Brutal Companion, Ruben Quesada
$18.00
ISBN: 9781962131032
Binding: Paperback
Pages: 94
Published: 10/15/2024
Applicable bookseller/retail discount on bulk orders of 10+ copies automatically applied at checkout.
Ruben Quesada’s Brutal Companion is one of the most beautiful books I’ve ever read about the fact of longing: “You slowly fade/behind a sugar maple, branches like scarecrows waving goodbye.” And he manages this beauty with a poetry so pure I am always left gagging at even the slightest move and smallest decision in each line (for instance, “above the black milk of Lake Michigan”). These poems are a stunningly melancholic look at love and its eternality. —Jericho Brown, author of The Tradition
Brutal Companion is an offering—both seductive and intoxicating, these poems form a timeline, a fragmented microcosm of the history of the world and a man in it. Voluptuous and visceral, Quesada captures, with such tenderness, the brutality of the world’s ability to knowingly and unknowingly harm itself, capturing both the temporary high and the lingering ache of it all. With precisions, Quesada’s pen distills the brokenness of the world and delivers to us a stillness where, in this “…orchard of undress… Humans are wonderous… (and) the sun is far from rising.” —Laurie Ann Guerrero, former Poet Laureate of the State of Texas
Ruben Quesada’s superb new book of poems, Brutal Companion, gives solace and lulls the loneliness he finds in the world. Like his forebear Fernando Pessoa, who called his poetry “a secret orchestra, Quesada writes: “the body is a charming instrument.” His score made from the body in equal measure with the soul, a body whose intimacy creates its own melody with staccato codas: “As a boy, I was unbearably uncomfortable/about my body and the men my mother dated/gave me erections.” No one said intimacy would be easy: it’s a risk, the book says page to page, a risk worth the taking. Desire, flat and sharp, makes the sweet tune I hummed long after I put down these frank and decorous poems. What brutal, vulnerable, beautiful music we have now: Brutal Companion, a companion to keep. —Spencer Reece, author of Acts
This is a book that does not flinch, that is unafraid to witness a world where a gay boy is hunted in the schoolyard and where loved ones pass. Yet Quesada’s gaze is one that rises up to exalt love and queerness and celebrate the erotic and moments of living before loss. With “the elegance of hoary grass, / the magnolia’s grace,” with dazzling language and a tender heart, this is a book I did not want to stop reading, and when I did, made me look at the world with more intention and care. —Paul Hlava Ceballos, author of [banana], National Book Critics Circle Award in Poetry finalist
MY MOTHER IS A GARDEN
She plants razzleberry fringe flowers in the backyard
as the chartreuse golden feather fare well next door.
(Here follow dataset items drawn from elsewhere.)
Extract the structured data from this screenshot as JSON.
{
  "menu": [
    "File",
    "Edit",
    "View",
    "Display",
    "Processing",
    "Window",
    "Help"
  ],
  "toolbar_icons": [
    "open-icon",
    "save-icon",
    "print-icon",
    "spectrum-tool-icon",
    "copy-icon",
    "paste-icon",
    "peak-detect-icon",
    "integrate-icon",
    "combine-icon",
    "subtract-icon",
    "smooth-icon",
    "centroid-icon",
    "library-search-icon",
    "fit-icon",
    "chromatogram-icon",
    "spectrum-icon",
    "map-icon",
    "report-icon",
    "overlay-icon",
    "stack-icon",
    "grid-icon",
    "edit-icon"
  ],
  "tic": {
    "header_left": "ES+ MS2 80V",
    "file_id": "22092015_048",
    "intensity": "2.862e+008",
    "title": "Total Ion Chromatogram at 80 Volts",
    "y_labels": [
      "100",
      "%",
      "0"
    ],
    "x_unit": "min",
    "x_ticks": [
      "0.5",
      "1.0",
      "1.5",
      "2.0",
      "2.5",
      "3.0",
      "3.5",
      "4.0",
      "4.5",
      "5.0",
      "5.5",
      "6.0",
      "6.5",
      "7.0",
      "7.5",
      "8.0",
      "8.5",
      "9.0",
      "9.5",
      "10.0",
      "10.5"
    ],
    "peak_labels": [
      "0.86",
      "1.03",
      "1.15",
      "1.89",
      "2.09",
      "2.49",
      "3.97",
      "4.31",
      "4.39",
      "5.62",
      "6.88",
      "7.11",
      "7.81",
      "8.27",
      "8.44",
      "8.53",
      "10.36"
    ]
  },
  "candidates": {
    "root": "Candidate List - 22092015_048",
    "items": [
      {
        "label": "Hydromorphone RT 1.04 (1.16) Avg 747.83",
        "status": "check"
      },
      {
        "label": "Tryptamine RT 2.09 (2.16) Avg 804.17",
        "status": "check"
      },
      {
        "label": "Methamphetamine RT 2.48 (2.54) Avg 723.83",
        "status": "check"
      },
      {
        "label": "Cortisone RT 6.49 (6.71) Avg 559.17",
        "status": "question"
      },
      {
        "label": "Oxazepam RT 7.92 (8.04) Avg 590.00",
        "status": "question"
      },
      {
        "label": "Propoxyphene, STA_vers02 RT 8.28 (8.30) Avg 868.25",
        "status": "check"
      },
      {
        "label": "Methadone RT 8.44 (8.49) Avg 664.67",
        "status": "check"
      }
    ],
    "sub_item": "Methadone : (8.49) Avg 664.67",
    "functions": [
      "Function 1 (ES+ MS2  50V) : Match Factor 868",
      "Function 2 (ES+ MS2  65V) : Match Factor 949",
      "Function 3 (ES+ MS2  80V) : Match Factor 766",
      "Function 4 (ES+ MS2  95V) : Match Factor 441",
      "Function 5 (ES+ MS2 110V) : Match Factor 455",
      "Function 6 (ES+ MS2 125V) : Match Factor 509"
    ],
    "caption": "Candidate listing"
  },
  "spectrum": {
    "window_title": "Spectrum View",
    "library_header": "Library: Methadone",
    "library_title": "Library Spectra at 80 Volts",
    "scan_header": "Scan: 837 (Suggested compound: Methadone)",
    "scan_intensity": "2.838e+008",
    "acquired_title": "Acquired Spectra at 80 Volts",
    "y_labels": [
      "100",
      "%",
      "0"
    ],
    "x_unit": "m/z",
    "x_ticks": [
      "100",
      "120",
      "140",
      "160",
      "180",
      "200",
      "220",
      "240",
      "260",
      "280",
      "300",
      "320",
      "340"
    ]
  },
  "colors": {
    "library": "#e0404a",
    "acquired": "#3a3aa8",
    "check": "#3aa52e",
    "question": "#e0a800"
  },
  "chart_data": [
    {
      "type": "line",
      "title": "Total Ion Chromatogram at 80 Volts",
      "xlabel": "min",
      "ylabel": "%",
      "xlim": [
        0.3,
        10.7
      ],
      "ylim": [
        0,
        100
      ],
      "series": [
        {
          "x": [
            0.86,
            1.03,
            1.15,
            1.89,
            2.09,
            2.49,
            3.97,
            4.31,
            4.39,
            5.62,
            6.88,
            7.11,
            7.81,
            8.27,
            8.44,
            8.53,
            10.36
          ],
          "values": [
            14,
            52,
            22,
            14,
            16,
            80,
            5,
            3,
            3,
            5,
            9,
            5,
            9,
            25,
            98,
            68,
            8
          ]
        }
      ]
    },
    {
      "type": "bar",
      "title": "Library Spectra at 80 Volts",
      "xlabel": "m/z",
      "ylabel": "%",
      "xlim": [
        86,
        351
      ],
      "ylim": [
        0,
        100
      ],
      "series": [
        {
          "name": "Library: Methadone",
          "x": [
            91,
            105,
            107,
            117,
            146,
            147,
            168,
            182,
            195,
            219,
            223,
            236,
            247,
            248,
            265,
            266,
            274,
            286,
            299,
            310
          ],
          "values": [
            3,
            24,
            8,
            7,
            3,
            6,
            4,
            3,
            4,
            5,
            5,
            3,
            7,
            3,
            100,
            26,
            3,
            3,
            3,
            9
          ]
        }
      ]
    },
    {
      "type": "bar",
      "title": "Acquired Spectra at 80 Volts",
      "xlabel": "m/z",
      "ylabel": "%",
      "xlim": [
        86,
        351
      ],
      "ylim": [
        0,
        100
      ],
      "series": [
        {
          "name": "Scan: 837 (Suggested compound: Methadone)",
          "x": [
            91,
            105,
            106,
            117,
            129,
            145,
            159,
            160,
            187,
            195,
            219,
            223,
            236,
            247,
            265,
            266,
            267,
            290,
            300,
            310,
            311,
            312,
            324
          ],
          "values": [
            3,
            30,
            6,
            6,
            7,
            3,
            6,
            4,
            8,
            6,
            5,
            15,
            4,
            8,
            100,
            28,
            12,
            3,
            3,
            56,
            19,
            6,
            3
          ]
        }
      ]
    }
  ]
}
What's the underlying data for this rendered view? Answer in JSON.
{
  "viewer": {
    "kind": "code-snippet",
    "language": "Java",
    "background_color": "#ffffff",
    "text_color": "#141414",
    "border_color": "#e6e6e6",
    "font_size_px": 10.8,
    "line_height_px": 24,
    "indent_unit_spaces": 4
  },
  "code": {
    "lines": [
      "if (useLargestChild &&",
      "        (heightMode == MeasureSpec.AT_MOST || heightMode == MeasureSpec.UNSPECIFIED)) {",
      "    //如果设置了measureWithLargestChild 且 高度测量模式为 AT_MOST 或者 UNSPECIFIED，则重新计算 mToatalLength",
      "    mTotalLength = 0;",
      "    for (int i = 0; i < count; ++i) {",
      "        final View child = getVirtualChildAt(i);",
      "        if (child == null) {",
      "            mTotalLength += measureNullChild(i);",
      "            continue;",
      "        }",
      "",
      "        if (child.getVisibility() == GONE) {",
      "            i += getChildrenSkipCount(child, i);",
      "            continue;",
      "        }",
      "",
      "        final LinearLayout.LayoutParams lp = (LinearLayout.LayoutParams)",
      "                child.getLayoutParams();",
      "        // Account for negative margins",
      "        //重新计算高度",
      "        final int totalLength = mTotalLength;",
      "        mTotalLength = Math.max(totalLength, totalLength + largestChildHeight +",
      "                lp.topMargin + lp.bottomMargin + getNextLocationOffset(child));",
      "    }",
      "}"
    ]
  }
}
Before my birth, she is acquired by the United States—
coerced by the American zodiac dream, she fled to Los Angeles—
decades later, she still withholds from speaking English and
only fertile names of flowers have taken root. She is luminous.
Her hair, a blackish grey against the philodendron, parted
long. I lose her in the shade of overgrown impatiens hanging
onto the hillside behind the house. The horizon undulates with
barberry and nettles, deer grass waves of silver. Years have passed,
not speaking with my mother, but today, I surprise her with a visit.
In the glow of the window, I watch her tend to her roses and
notice that I have taken the shape of her hips.
RUBEN QUESADA is the editor of the award-winning anthology Latinx Poetics: Essays on the Art of Poetry. His poetry and criticism appear in The New York Times Magazine, Best American Poetry, Lambda Literary Review, Harvard Review and elsewhere. His collection of poetry, Brutal Companion, is the winner of the Barrow Street Editors Prize.